Deism & the Founding Fathers: Definition & Beliefs

Instructor: Nate Sullivan

Nate Sullivan holds a M.A. in History and a M.Ed. He is an adjunct history professor, middle school history teacher, and freelance writer.

In this lesson, we will tackle the issue of deism as it related to America's 'Founding Fathers.' We will learn what deism is and explore the way in which it differs from traditional Christianity. In addition, we'll discover which American founders were deists and examine the effects of deism on their thinking.

What is Deism?


Let's begin with the term deism. What is it? Deism is a theological view that affirms the existence of God, but denies miraculous or supernatural occurrences in the natural world. Deists often compare God to a clockmaker: just as a clockmaker creates a clock, winds it up, and lets it operate, so too God created the world, and then let it 'operate' according to natural law. Deism places high importance on scientific theory, and regards supernatural occurrences as impossible. In the deist view, God exists, but does not interact personally with the universe. Deism also places high value on human reason.

Typically, a deist would regard Bible stories containing miracles as little more than myths.

Origins of Deism

Where did deism come from? Deism, as we know it, was a direct product of the Enlightenment. What was the Enlightenment? The Enlightenment was a 17th- and 18th-century intellectual movement that championed human reason and scientific thinking. The Enlightenment is closely tied to the Scientific Revolution of the 16th - 18th century. As Europeans gained an understanding of modern science, they increasingly became skeptical of traditional religious teachings. Many intellectuals of the Enlightenment considered much of traditional Christianity as superstition.


'How could Moses have parted a sea?' 'How could Jesus have raised a man from the dead? That is contrary to science. These must be myths…' That is how many Enlightenment intellectuals thought. Yet, they were not intellectually prepared to affirm atheism (the belief that God does not exist). Therefore, deism developed as a theological approach that affirmed God's existence, but denied supernatural occurrences.

Lord Edward Herbert of Cherbury has been called the 'Father of English Deism' His writings, along with others like John Locke, proved tremendously influential. Deism spread from England to other European countries, like France and Germany, and also to the United States.

Deism and the Founding Fathers

As 'children of the Enlightenment,' many of America's 'Founding Fathers' were deists. There is much debate among historians over which Founding Fathers were or were not deists. This is because many of the writings of our Founders contain varying degrees of deist thought. It is important to keep in mind that deist thinking was often synthesized with Christianity, and also tended to be vague. So historians often disagree over who was an outright deist, and who was a Christian 'with deist sympathies.' That said, many of our Founders were influenced by deist thinking to varying degrees.

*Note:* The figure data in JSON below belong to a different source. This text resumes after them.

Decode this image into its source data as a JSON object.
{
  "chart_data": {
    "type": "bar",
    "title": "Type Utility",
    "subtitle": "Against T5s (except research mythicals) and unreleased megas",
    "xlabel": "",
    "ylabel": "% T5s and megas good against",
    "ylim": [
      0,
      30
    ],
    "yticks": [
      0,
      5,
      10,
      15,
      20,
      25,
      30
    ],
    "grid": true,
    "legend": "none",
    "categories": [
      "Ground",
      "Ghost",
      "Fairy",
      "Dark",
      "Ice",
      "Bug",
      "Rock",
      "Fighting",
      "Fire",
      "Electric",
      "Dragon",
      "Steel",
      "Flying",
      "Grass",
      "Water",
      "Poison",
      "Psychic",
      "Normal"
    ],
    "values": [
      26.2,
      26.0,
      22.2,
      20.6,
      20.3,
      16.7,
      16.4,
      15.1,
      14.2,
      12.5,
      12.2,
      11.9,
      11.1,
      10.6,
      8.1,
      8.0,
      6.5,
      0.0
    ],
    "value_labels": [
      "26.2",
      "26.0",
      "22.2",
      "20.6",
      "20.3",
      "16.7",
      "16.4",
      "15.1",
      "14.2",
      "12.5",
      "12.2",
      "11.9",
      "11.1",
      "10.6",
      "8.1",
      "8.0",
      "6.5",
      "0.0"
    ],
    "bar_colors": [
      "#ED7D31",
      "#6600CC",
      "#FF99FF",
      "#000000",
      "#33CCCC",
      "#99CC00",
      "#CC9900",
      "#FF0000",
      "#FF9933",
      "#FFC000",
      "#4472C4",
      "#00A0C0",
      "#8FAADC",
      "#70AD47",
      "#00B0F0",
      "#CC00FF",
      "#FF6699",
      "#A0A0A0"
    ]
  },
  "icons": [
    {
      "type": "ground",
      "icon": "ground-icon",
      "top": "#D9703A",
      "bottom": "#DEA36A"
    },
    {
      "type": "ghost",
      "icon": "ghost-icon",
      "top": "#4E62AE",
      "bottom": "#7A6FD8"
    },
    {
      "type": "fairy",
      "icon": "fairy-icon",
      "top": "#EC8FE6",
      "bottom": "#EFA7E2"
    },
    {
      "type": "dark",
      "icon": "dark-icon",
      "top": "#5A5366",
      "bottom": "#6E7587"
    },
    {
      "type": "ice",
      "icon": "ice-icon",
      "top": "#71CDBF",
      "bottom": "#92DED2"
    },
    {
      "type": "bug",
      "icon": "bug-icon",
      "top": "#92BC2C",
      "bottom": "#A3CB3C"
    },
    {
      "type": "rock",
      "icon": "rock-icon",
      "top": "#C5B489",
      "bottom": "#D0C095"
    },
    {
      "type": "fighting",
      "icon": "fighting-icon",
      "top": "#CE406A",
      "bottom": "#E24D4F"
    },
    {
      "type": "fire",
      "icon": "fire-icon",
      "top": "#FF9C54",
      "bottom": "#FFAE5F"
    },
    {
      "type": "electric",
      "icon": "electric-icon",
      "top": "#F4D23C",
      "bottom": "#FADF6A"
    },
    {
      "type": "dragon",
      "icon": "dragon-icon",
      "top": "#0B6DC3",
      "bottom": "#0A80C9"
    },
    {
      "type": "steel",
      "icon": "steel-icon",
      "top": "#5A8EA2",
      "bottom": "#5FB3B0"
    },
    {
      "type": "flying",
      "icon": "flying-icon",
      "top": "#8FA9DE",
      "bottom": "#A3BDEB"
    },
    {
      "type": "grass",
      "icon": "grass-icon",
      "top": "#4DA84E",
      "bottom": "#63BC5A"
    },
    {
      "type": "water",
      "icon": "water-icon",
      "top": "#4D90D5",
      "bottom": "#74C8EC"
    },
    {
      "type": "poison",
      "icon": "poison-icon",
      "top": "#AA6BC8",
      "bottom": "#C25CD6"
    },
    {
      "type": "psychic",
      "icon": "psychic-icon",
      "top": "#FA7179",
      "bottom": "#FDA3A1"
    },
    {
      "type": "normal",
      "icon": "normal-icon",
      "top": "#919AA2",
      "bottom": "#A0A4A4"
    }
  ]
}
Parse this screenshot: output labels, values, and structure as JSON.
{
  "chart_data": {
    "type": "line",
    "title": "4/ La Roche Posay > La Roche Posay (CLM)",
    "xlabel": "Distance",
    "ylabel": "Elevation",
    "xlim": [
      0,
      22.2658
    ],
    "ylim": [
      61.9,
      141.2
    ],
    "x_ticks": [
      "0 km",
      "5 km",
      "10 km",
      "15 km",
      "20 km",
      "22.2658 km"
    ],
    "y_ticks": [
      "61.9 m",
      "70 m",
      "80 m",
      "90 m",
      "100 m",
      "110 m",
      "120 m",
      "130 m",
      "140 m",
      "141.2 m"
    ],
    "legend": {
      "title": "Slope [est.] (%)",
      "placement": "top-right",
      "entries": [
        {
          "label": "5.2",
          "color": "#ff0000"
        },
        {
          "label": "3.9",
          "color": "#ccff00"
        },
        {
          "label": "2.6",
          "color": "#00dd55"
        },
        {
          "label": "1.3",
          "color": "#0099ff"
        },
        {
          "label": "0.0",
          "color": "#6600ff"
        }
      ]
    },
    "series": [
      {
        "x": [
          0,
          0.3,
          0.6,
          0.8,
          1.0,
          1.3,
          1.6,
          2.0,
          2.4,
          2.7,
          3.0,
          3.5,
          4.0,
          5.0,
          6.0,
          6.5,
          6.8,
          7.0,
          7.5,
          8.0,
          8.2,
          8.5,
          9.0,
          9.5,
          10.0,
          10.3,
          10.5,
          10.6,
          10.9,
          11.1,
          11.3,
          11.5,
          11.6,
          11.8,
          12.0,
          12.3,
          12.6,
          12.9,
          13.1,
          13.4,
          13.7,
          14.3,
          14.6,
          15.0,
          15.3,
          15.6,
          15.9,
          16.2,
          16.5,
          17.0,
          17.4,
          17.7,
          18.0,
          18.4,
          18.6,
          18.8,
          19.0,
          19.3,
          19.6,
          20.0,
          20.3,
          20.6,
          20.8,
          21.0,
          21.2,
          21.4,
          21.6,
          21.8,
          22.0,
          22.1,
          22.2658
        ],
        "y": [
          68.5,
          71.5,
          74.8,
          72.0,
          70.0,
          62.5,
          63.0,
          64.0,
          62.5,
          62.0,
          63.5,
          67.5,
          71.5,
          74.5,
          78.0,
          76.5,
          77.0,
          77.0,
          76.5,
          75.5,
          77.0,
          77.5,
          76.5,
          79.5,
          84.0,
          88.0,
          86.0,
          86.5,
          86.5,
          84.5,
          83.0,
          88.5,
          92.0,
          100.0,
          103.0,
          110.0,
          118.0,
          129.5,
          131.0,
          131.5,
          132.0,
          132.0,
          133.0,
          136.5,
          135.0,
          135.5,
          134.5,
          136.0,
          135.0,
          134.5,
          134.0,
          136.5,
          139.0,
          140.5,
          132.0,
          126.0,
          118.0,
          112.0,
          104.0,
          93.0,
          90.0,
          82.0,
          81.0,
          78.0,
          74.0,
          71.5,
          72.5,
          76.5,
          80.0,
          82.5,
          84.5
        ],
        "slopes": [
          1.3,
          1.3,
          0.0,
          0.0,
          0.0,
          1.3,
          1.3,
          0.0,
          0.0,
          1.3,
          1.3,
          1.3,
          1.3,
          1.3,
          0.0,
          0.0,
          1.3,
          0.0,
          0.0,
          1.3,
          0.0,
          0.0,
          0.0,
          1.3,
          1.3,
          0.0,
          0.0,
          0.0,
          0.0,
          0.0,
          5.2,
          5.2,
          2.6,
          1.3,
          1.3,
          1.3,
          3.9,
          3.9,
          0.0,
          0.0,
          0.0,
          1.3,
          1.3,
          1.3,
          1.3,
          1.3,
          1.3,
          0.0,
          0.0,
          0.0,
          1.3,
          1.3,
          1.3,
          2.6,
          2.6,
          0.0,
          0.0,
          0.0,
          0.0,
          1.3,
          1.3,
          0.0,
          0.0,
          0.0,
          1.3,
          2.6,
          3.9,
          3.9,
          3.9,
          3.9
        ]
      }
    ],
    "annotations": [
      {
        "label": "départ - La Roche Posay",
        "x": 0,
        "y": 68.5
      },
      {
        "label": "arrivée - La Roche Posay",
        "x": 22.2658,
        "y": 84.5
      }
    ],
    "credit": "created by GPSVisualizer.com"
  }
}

Thomas Jefferson is generally considered a deist. In fact, he was so skeptical of supernatural occurrences that he took a knife and cut out passages in his Bible that referred to miracles. 'Jefferson's Bible,' as it has been called, is still around today and belongs to the Smithsonian Institute. Benjamin Franklin is also widely believed to have been a deist. James Madison is thought to have been a deist, though there is much debate over this. A leading American deist was Thomas Paine, writer of The Age of Reason, Common Sense, and many other works. How about George Washington? Debate over his religious views is particularly heated. The truth is that no one is really sure. Washington commonly referred to 'Providence' instead of 'God,' yet he is generally thought to have been an Episcopalian.